Rotha worked awhile at this problem in silence.
"Mother, if nobody used what he didn't want, don't you think there would be enough for the people who do want? You know what I mean?"
"I know what you mean. But how should the surplus get to the people who want it?"
"Why! – that's very simple."
"Not so simple as you think."
"Mother, that is the way people did in the second chapter of Acts, that we were reading yesterday. Nobody said that anything he had was his own."
"That was when everybody was full of the love of Christ. I grant you, Rotha, that makes things easy. My child, let us take care we act on that principle."
"We have nothing to give," said Rotha. "Mother, how that girl was dressed too, that came out of that same carriage. Did you see her?"
"Hardly."
"She was about as old as I am, I guess. Mother, she had a feather in her hat and a beautiful little muff, and a silk frock too, though there was no train to it. Her silk was red – dark red," Rotha added with a sigh.
Mrs. Carpenter had been struck and moved, as well as her daughter, by the appearance of the figures in question, though, as she said, she had scarce seen more than one of them. But her thoughts were in a different channel.
When she got home, contrary to all her wont, Mrs. Carpenter sat down and put her head in her hands, instead of going to work. She said she was a little tired, which was very true; but the real reason was a depression and at the same time a perturbation of mind which would not let her work. She had been several times lately engaged with the thought, that it might be better, that it might be her duty, to make herself known to her sister. She felt that her strength lately had been decreasing; it had been with much difficulty that she accomplished her full tale of work; help, even a little, would be very grateful, and a friend for Rotha might be of the greatest importance. It was over with those thoughts. That one glimpse of her sister as she swept past, had shewn her the utter futility of such an appeal as she had thought of making. There was something in the whole air and style of the rich woman which convinced Mrs. Carpenter that she would not patiently hear of poor relations in her neighbourhood; and that help given, even if she gave it, would be so given that it would be easier to do without it than to accept it. She was thrown back upon herself; and the check and the disappointment shewed how much, secretly she had been staying herself upon this hope which had failed her.

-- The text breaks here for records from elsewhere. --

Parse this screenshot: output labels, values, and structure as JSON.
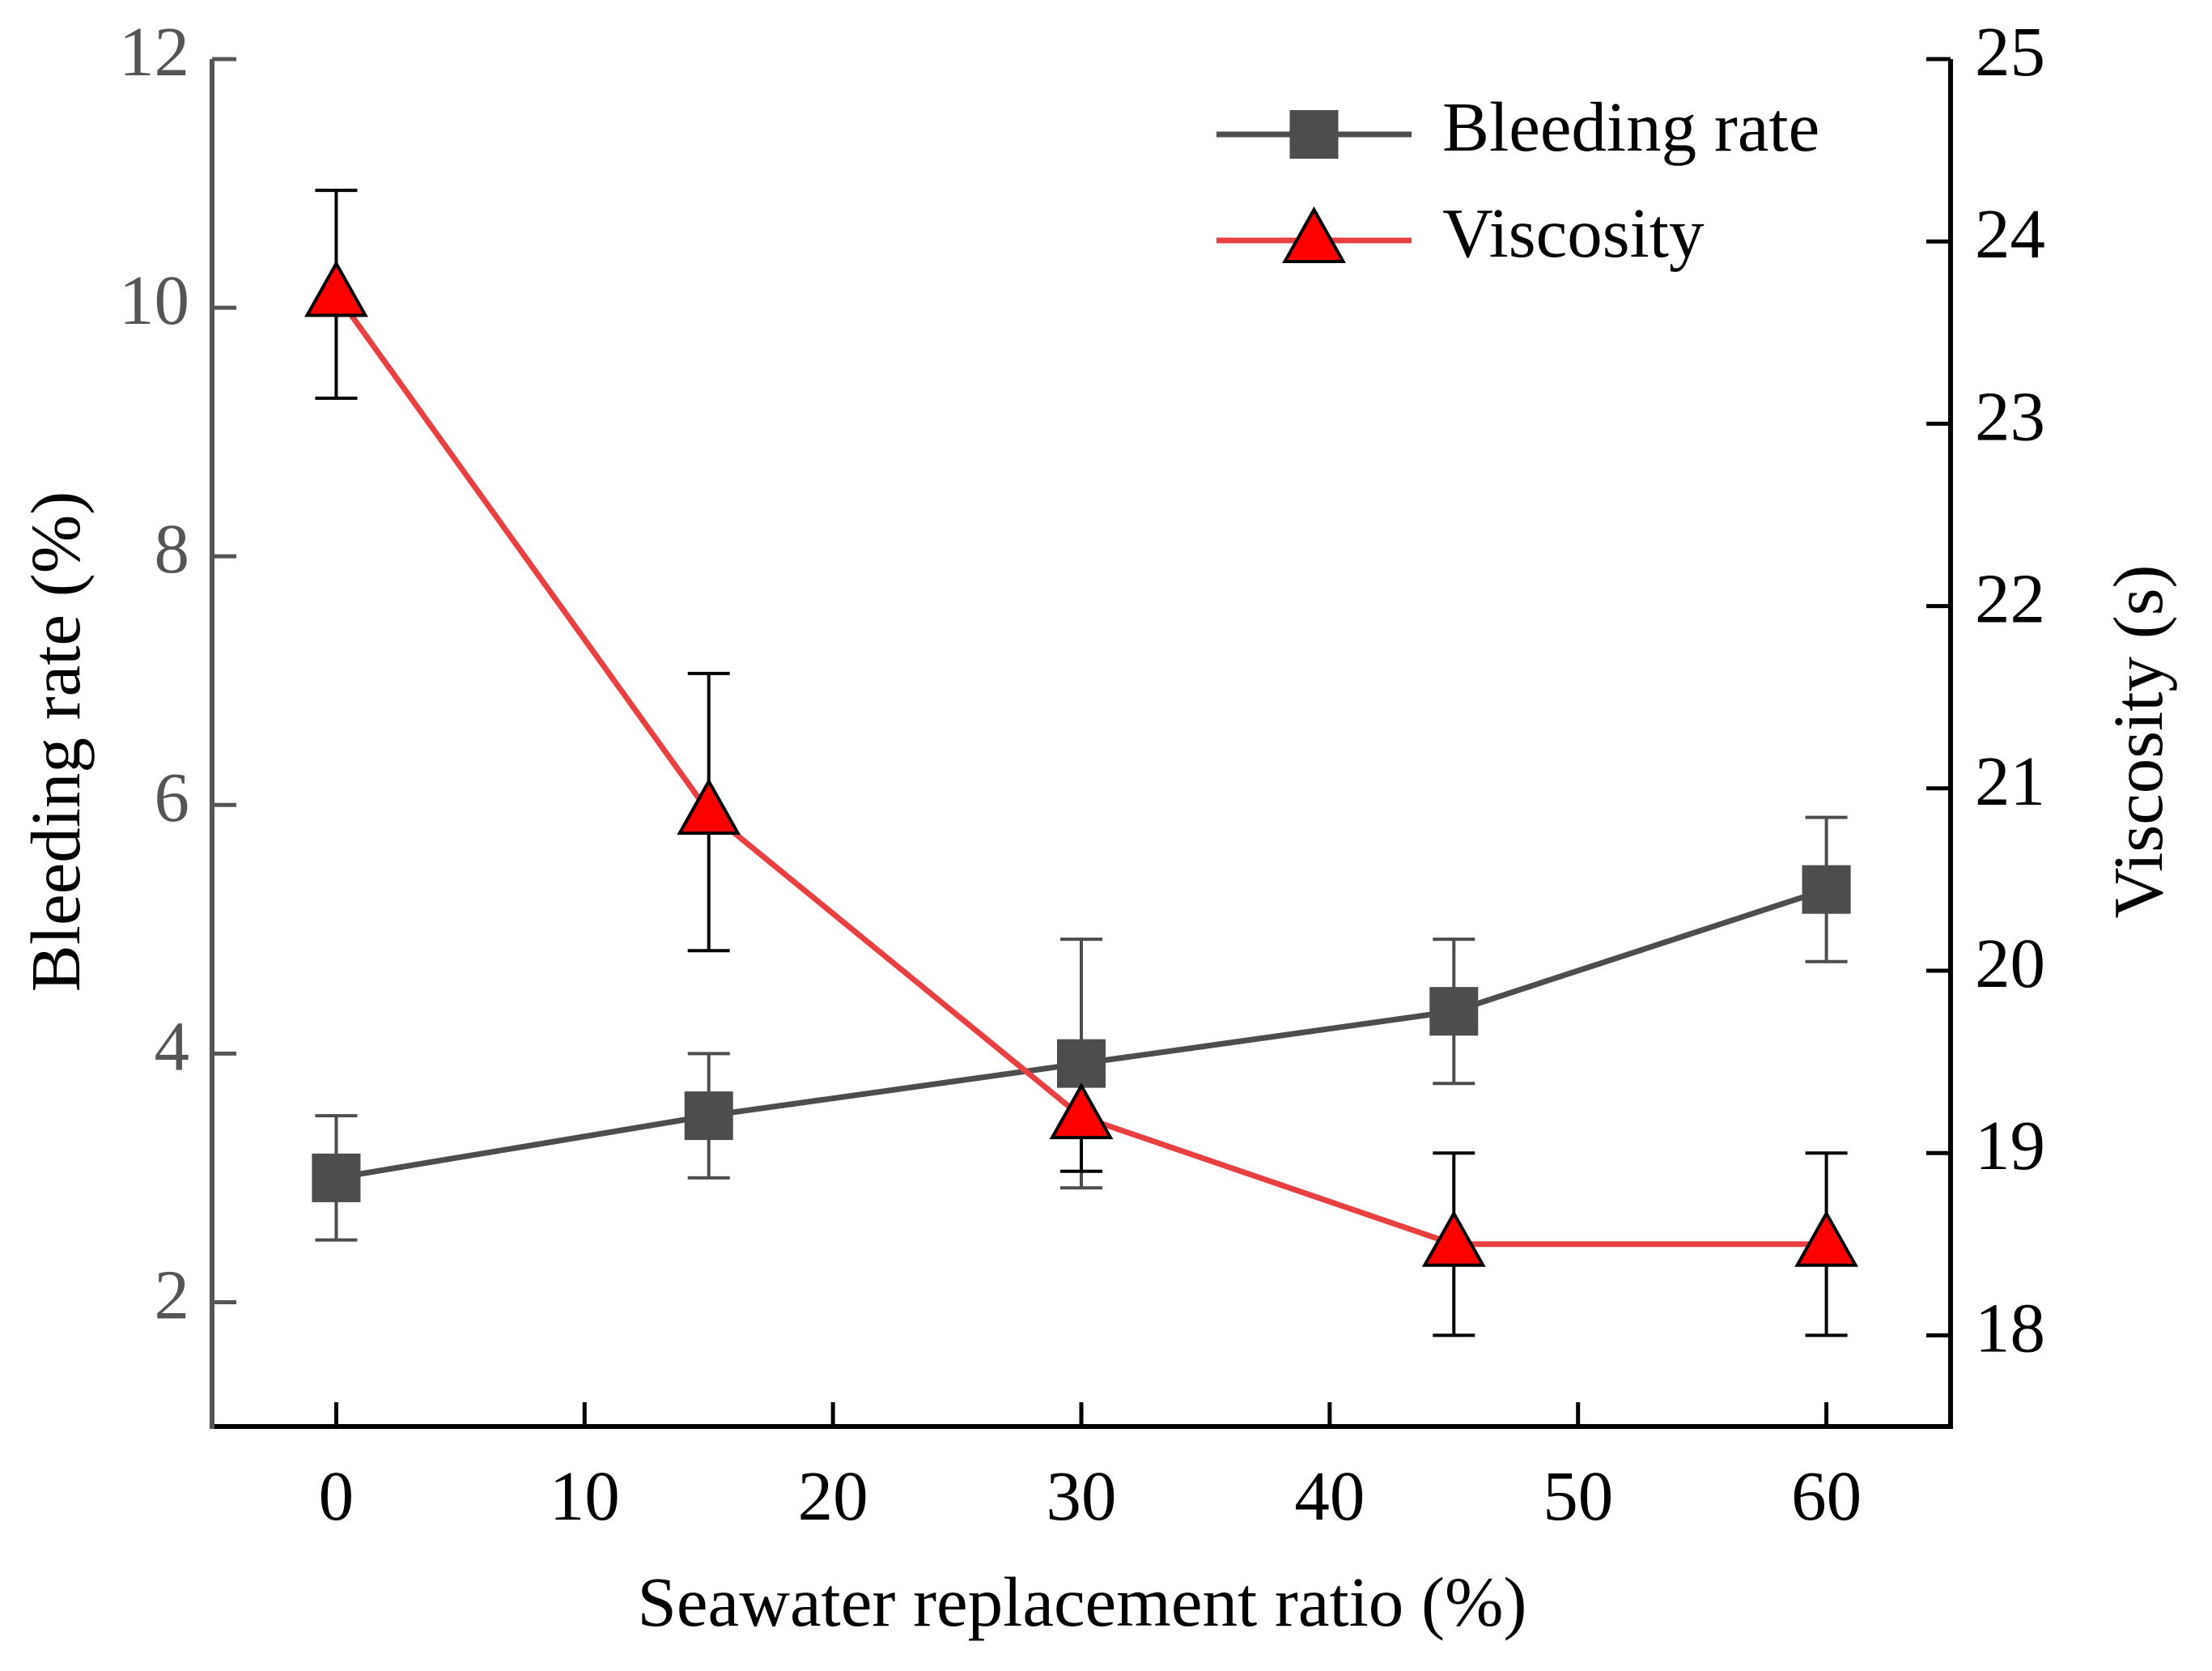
{
  "chart_data": {
    "type": "line",
    "x_label": "Seawater replacement ratio (%)",
    "y_label": "Bleeding rate (%)",
    "y2_label": "Viscosity (s)",
    "x": [
      0,
      15,
      30,
      45,
      60
    ],
    "xlim": [
      -5,
      65
    ],
    "xticks": [
      0,
      10,
      20,
      30,
      40,
      50,
      60
    ],
    "ylim": [
      1,
      12
    ],
    "yticks": [
      2,
      4,
      6,
      8,
      10,
      12
    ],
    "y2lim": [
      17.5,
      25
    ],
    "y2ticks": [
      18,
      19,
      20,
      21,
      22,
      23,
      24,
      25
    ],
    "legend": "top-right",
    "series": [
      {
        "name": "Bleeding rate",
        "color": "#4d4d4d",
        "marker": "square",
        "marker_color": "#4d4d4d",
        "values": [
          3.0,
          3.5,
          3.92,
          4.34,
          5.32
        ],
        "errors": [
          0.5,
          0.5,
          1.0,
          0.58,
          0.58
        ]
      },
      {
        "name": "Viscosity",
        "color": "#e84040",
        "marker": "triangle",
        "marker_color": "#ff0000",
        "axis": "y2",
        "values": [
          23.71,
          20.87,
          19.2,
          18.5,
          18.5
        ],
        "errors": [
          0.57,
          0.76,
          0.3,
          0.5,
          0.5
        ]
      }
    ]
  }
}
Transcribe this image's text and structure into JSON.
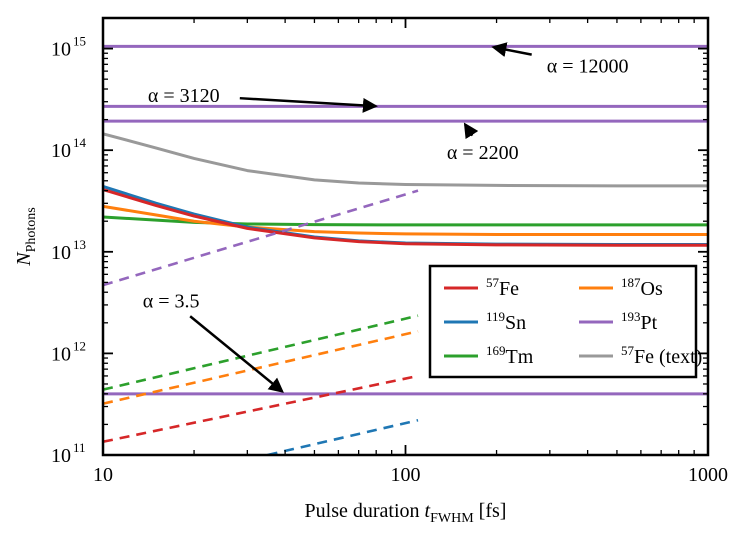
{
  "chart_data": {
    "type": "line",
    "x_scale": "log",
    "y_scale": "log",
    "xlim": [
      10,
      1000
    ],
    "ylim": [
      100000000000.0,
      2000000000000000.0
    ],
    "xlabel": {
      "main": "Pulse duration",
      "var": "t",
      "sub": "FWHM",
      "unit": "[fs]"
    },
    "ylabel": {
      "var": "N",
      "sub": "Photons"
    },
    "x_ticks": [
      {
        "value": 10,
        "label": "10"
      },
      {
        "value": 100,
        "label": "100"
      },
      {
        "value": 1000,
        "label": "1000"
      }
    ],
    "y_ticks": [
      {
        "value": 100000000000.0,
        "base": "10",
        "exp": "11"
      },
      {
        "value": 1000000000000.0,
        "base": "10",
        "exp": "12"
      },
      {
        "value": 10000000000000.0,
        "base": "10",
        "exp": "13"
      },
      {
        "value": 100000000000000.0,
        "base": "10",
        "exp": "14"
      },
      {
        "value": 1000000000000000.0,
        "base": "10",
        "exp": "15"
      }
    ],
    "legend_position": "center-right",
    "legend": [
      {
        "sup": "57",
        "name": "Fe",
        "color": "#d62728"
      },
      {
        "sup": "187",
        "name": "Os",
        "color": "#ff7f0e"
      },
      {
        "sup": "119",
        "name": "Sn",
        "color": "#1f77b4"
      },
      {
        "sup": "193",
        "name": "Pt",
        "color": "#9467bd"
      },
      {
        "sup": "169",
        "name": "Tm",
        "color": "#2ca02c"
      },
      {
        "sup": "57",
        "name": "Fe (text)",
        "color": "#999999"
      }
    ],
    "series": [
      {
        "key": "fe57_text",
        "color": "#999999",
        "dashed": false,
        "x": [
          10,
          15,
          20,
          30,
          50,
          70,
          100,
          200,
          500,
          1000
        ],
        "y": [
          145000000000000.0,
          105000000000000.0,
          83000000000000.0,
          63000000000000.0,
          51000000000000.0,
          47500000000000.0,
          46000000000000.0,
          45000000000000.0,
          44500000000000.0,
          44500000000000.0
        ]
      },
      {
        "key": "pt193_a12000",
        "color": "#9467bd",
        "dashed": false,
        "x": [
          10,
          1000
        ],
        "y": [
          1050000000000000.0,
          1050000000000000.0
        ]
      },
      {
        "key": "pt193_a3120",
        "color": "#9467bd",
        "dashed": false,
        "x": [
          10,
          1000
        ],
        "y": [
          270000000000000.0,
          270000000000000.0
        ]
      },
      {
        "key": "pt193_a2200",
        "color": "#9467bd",
        "dashed": false,
        "x": [
          10,
          1000
        ],
        "y": [
          193000000000000.0,
          193000000000000.0
        ]
      },
      {
        "key": "pt193_a3.5",
        "color": "#9467bd",
        "dashed": false,
        "x": [
          10,
          1000
        ],
        "y": [
          400000000000.0,
          400000000000.0
        ]
      },
      {
        "key": "tm169",
        "color": "#2ca02c",
        "dashed": false,
        "x": [
          10,
          15,
          20,
          30,
          50,
          100,
          1000
        ],
        "y": [
          22000000000000.0,
          20500000000000.0,
          19500000000000.0,
          18800000000000.0,
          18500000000000.0,
          18400000000000.0,
          18400000000000.0
        ]
      },
      {
        "key": "os187",
        "color": "#ff7f0e",
        "dashed": false,
        "x": [
          10,
          15,
          20,
          30,
          50,
          70,
          100,
          200,
          1000
        ],
        "y": [
          28000000000000.0,
          23000000000000.0,
          20000000000000.0,
          17500000000000.0,
          15800000000000.0,
          15300000000000.0,
          15000000000000.0,
          14800000000000.0,
          14800000000000.0
        ]
      },
      {
        "key": "sn119",
        "color": "#1f77b4",
        "dashed": false,
        "x": [
          10,
          15,
          20,
          30,
          50,
          70,
          100,
          200,
          500,
          1000
        ],
        "y": [
          44000000000000.0,
          30000000000000.0,
          23500000000000.0,
          17500000000000.0,
          14000000000000.0,
          12800000000000.0,
          12200000000000.0,
          11900000000000.0,
          11800000000000.0,
          11800000000000.0
        ]
      },
      {
        "key": "fe57",
        "color": "#d62728",
        "dashed": false,
        "x": [
          10,
          15,
          20,
          30,
          50,
          70,
          100,
          200,
          500,
          1000
        ],
        "y": [
          41000000000000.0,
          28500000000000.0,
          22500000000000.0,
          17000000000000.0,
          13700000000000.0,
          12600000000000.0,
          12000000000000.0,
          11700000000000.0,
          11600000000000.0,
          11600000000000.0
        ]
      },
      {
        "key": "pt193_dashed",
        "color": "#9467bd",
        "dashed": true,
        "x": [
          10,
          110
        ],
        "y": [
          4700000000000.0,
          40000000000000.0
        ]
      },
      {
        "key": "tm169_dashed",
        "color": "#2ca02c",
        "dashed": true,
        "x": [
          10,
          110
        ],
        "y": [
          440000000000.0,
          2350000000000.0
        ]
      },
      {
        "key": "os187_dashed",
        "color": "#ff7f0e",
        "dashed": true,
        "x": [
          10,
          110
        ],
        "y": [
          320000000000.0,
          1650000000000.0
        ]
      },
      {
        "key": "fe57_dashed",
        "color": "#d62728",
        "dashed": true,
        "x": [
          10,
          110
        ],
        "y": [
          135000000000.0,
          600000000000.0
        ]
      },
      {
        "key": "sn119_dashed",
        "color": "#1f77b4",
        "dashed": true,
        "x": [
          35,
          110
        ],
        "y": [
          100000000000.0,
          220000000000.0
        ]
      }
    ],
    "annotations": [
      {
        "label": "α = 12000",
        "text_x": 400,
        "text_y": 680000000000000.0,
        "tip_x": 190,
        "tip_y": 1050000000000000.0
      },
      {
        "label": "α = 3120",
        "text_x": 18.5,
        "text_y": 350000000000000.0,
        "tip_x": 82,
        "tip_y": 270000000000000.0
      },
      {
        "label": "α = 2200",
        "text_x": 180,
        "text_y": 96000000000000.0,
        "tip_x": 155,
        "tip_y": 193000000000000.0
      },
      {
        "label": "α = 3.5",
        "text_x": 16.8,
        "text_y": 3300000000000.0,
        "tip_x": 40,
        "tip_y": 400000000000.0
      }
    ]
  }
}
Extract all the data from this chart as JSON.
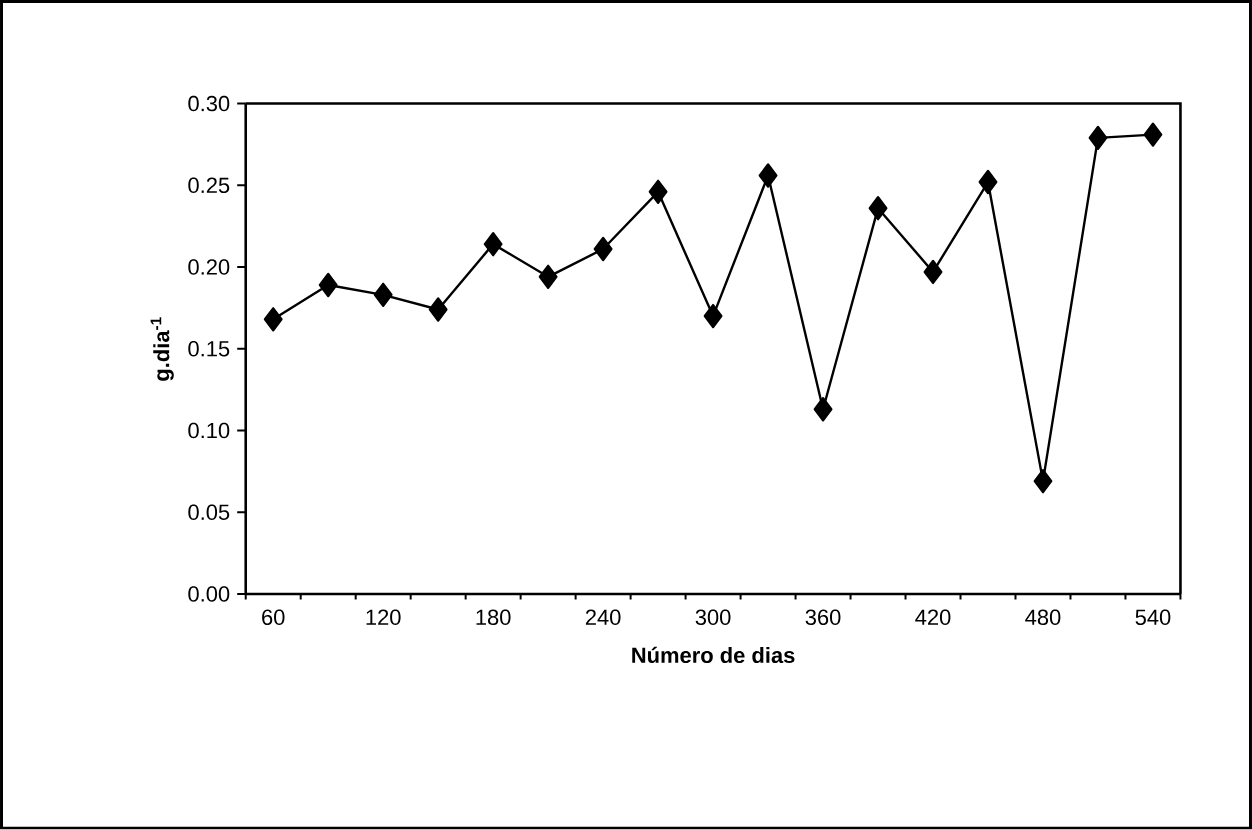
{
  "chart_data": {
    "type": "line",
    "xlabel": "Número de dias",
    "ylabel": "g.dia$^{-1}$",
    "categories": [
      "60",
      null,
      "120",
      null,
      "180",
      null,
      "240",
      null,
      "300",
      null,
      "360",
      null,
      "420",
      null,
      "480",
      null,
      "540"
    ],
    "series": [
      {
        "color": "#000000",
        "values": [
          0.168,
          0.189,
          0.183,
          0.174,
          0.214,
          0.194,
          0.211,
          0.246,
          0.17,
          0.256,
          0.113,
          0.236,
          0.197,
          0.252,
          0.069,
          0.279,
          0.281
        ]
      }
    ],
    "ylim": [
      0,
      0.3
    ],
    "yticks": [
      {
        "value": 0,
        "label": "0.00"
      },
      {
        "value": 0.05,
        "label": "0.05"
      },
      {
        "value": 0.1,
        "label": "0.10"
      },
      {
        "value": 0.15,
        "label": "0.15"
      },
      {
        "value": 0.2,
        "label": "0.20"
      },
      {
        "value": 0.25,
        "label": "0.25"
      },
      {
        "value": 0.3,
        "label": "0.30"
      }
    ],
    "marker": "diamond",
    "line_style": "solid",
    "grid": false
  }
}
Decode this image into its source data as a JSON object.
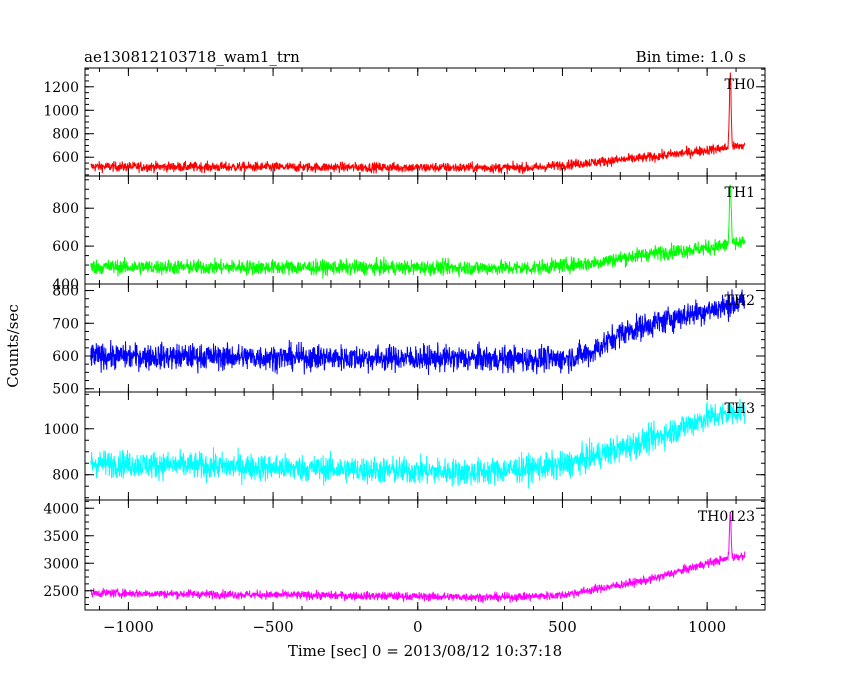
{
  "header": {
    "left_title": "ae130812103718_wam1_trn",
    "right_title": "Bin time: 1.0 s"
  },
  "chart_data": {
    "type": "line",
    "ylabel": "Counts/sec",
    "xlabel": "Time [sec] 0 = 2013/08/12 10:37:18",
    "xlim": [
      -1150,
      1200
    ],
    "x_ticks": [
      -1000,
      -500,
      0,
      500,
      1000
    ],
    "x_tick_labels": [
      "−1000",
      "−500",
      "0",
      "500",
      "1000"
    ],
    "x_range": [
      -1130,
      1130
    ],
    "grid": false,
    "panels": [
      {
        "name": "TH0",
        "color": "#ff0000",
        "ylim": [
          440,
          1360
        ],
        "y_ticks": [
          600,
          800,
          1000,
          1200
        ],
        "baseline": [
          [
            -1130,
            520
          ],
          [
            400,
            510
          ],
          [
            600,
            555
          ],
          [
            800,
            600
          ],
          [
            1000,
            660
          ],
          [
            1130,
            700
          ]
        ],
        "noise": 30,
        "spike": {
          "x": 1080,
          "peak": 1300
        }
      },
      {
        "name": "TH1",
        "color": "#00ff00",
        "ylim": [
          400,
          970
        ],
        "y_ticks": [
          400,
          600,
          800
        ],
        "baseline": [
          [
            -1130,
            490
          ],
          [
            400,
            485
          ],
          [
            600,
            510
          ],
          [
            800,
            560
          ],
          [
            1000,
            590
          ],
          [
            1130,
            620
          ]
        ],
        "noise": 28,
        "spike": {
          "x": 1080,
          "peak": 930
        }
      },
      {
        "name": "TH2",
        "color": "#0000ff",
        "ylim": [
          490,
          820
        ],
        "y_ticks": [
          500,
          600,
          700,
          800
        ],
        "baseline": [
          [
            -1130,
            600
          ],
          [
            500,
            590
          ],
          [
            600,
            610
          ],
          [
            700,
            670
          ],
          [
            900,
            720
          ],
          [
            1130,
            765
          ]
        ],
        "noise": 28,
        "spike": null
      },
      {
        "name": "TH3",
        "color": "#00ffff",
        "ylim": [
          690,
          1160
        ],
        "y_ticks": [
          800,
          1000
        ],
        "baseline": [
          [
            -1130,
            850
          ],
          [
            200,
            810
          ],
          [
            500,
            840
          ],
          [
            800,
            950
          ],
          [
            1000,
            1050
          ],
          [
            1130,
            1080
          ]
        ],
        "noise": 42,
        "spike": null
      },
      {
        "name": "TH0123",
        "color": "#ff00ff",
        "ylim": [
          2150,
          4150
        ],
        "y_ticks": [
          2500,
          3000,
          3500,
          4000
        ],
        "baseline": [
          [
            -1130,
            2460
          ],
          [
            300,
            2380
          ],
          [
            500,
            2420
          ],
          [
            800,
            2700
          ],
          [
            1000,
            3000
          ],
          [
            1130,
            3150
          ]
        ],
        "noise": 55,
        "spike": {
          "x": 1080,
          "peak": 3900
        }
      }
    ]
  }
}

She said nothing to her daughter, and Rotha never knew what that encounter had been. But a few days later, finding herself still not gaining strength, and catching at any thread of hope or help, Mrs. Carpenter took another long walk and delivered at its place of address the letter which her English guest had left her. She hardly expected ever to hear anything from it again; and in fact it was long before she did hear either of the letter or of its writer.
The months of winter went somewhat painfully along. Mrs. Carpenter's health did not mend, and the constant sewing became more and more difficult to bear. Mrs. Carpenter now more frequently went out with her work herself; leaving Rotha to make up the lost time by doing some of the plainer seams, for which she was quite competent.
CHAPTER IV.
A VISITER
One cold afternoon in the latter part of January, a stranger came to Mrs. Marble's door and begged for a few minutes' interview. He did not make it longer; but after a very brief conversation on religious matters, and giving her a tract or two, inquired if there was anybody else in the house?
"Lodgers," said Mrs. Marble. "They've got the second floor. A woman and a girl."
"What sort of people?"
"Well, I should say they were an uncommon sort. Your sort, I guess. Religious. I mean the mother is. I reckon the little one haint anything o' that kind about her."
"Then they pay their rent, I suppose?"
"As regular as clockwork. 'Taint always easy, I know; but it comes up to the day. I don't believe much in the sort o' religion that don't pay debts."
"Nor I; but sometimes, you know, the paying is not only difficult but impossible. Why is it difficult in this case?"